Abstract. Real-time recommendation of Twitter users based on the content of their profiles is a very challenging task. Traditional IR methods such as TF-IDF fail to handle efficiently large datasets. In this paper we present a scalable approach that allows real time recommendation of users based on their tweets. Our model builds a graph of terms, driven by the fact that users sharing similar interests will share similar terms. We show how this model can be encoded as a compact binary footprint, that allows very fast comparison and ranking, taking full advantage of modern CPU architectures. We validate our approach through an empirical evaluation against the Apache Lucene’s implementation of TF-IDF. We show that our approach is in average two hundred times faster than standard optimised implementation of TF-IDF with a precision of 58%. The work presented here has been published in The Web Intelligence Journal, volume 14, number 1.
Frédérique Laforest is a Professor at Université Jean Monnet in Saint Etienne, and leader of the Knowledge Representation and Reasoning group at Hubert Curien Lab CNRS 5516. Her research interests concern knowledge and data streams querying and reasoning at large scales (web and cloud) and recommendation in social networks. She is coordinating the teaching of computer science in the Telecom Saint Etienne engineering school. She is author and co-author of 2 books, 12 articles in journals, and more than 40 publications in conferences and workshops. She was organizer or chair of several conferences and workshops.

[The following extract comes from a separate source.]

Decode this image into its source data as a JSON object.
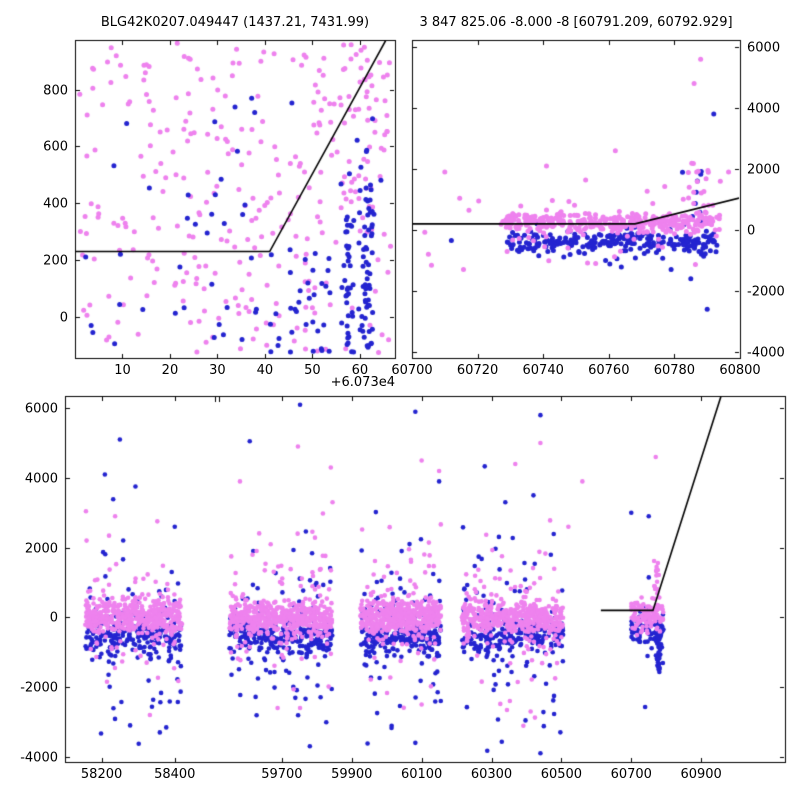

Abstract. Recommender systems are designed to identify the items that a user will like or find useful based on the user’s prior preferences and activities. These systems have become ubiquitous and are an essential tool for information filtering and (e-)commerce. Over the years, collaborative filtering, which derive these recommendations by leveraging past activities of groups of users, has emerged as the most prominent approach for solving this problem. This talk will present some of our recent work towards improving the performance of collaborative filtering-based recommender systems and understanding some of their fundamental limitations and characteristics. It will start by analyzing how the ratings that users provide to a set of items relate to their ratings of the set’s individual items and, using these insights, will present rating prediction approaches that utilize distant supervision. It will then discuss extensions to approaches based on sparse linear and latent factor models that postulate that users’ preferences are a combination of global and local preferences, which are shown to lead to better user modeling and as such improved prediction performance. Finally, the talk will conclude by discussing what can be accurately predicted by latent factor approaches and by analyzing the estimation error of sparse linear and latent factor models and how its characteristics impacts the performance of top N recommendation algorithms.
George Karypis is a Distinguished McKnight University Professor and an ADC Chair of Digital Technology at the Department of Computer Science & Engineering at the University of Minnesota, Twin Cities. His research interests span the areas of data mining, high performance computing, information retrieval, collaborative filtering, bioinformatics, cheminformatics, and scientific computing. His research has resulted in the development of software libraries for serial and parallel graph partitioning (METIS and ParMETIS), hypergraph partitioning (hMETIS), for parallel Cholesky factorization (PSPASES), for collaborative filtering-based recommendation algorithms (SUGGEST), clustering high dimensional datasets (CLUTO), finding frequent patterns in diverse datasets (PAFI), and for protein secondary structure prediction (YASSPP). He has coauthored over 280 papers on these topics and two books (“Introduction to Protein Structure Prediction: Methods and Algorithms” (Wiley, 2010) and “Introduction to Parallel Computing” (Publ. Addison Wesley, 2003, 2nd edition)). In addition, he is serving on the program committees of many conferences and workshops on these topics, and on the editorial boards of the IEEE Transactions on Knowledge and Data Engineering, ACM Transactions on Knowledge Discovery from Data, Data Mining and Knowledge Discovery, Social Network Analysis and Data Mining Journal, International Journal of Data Mining and Bioinformatics, the journal on Current Proteomics, Advances in Bioinformatics, and Biomedicine and Biotechnology. He is a Fellow of the IEEE.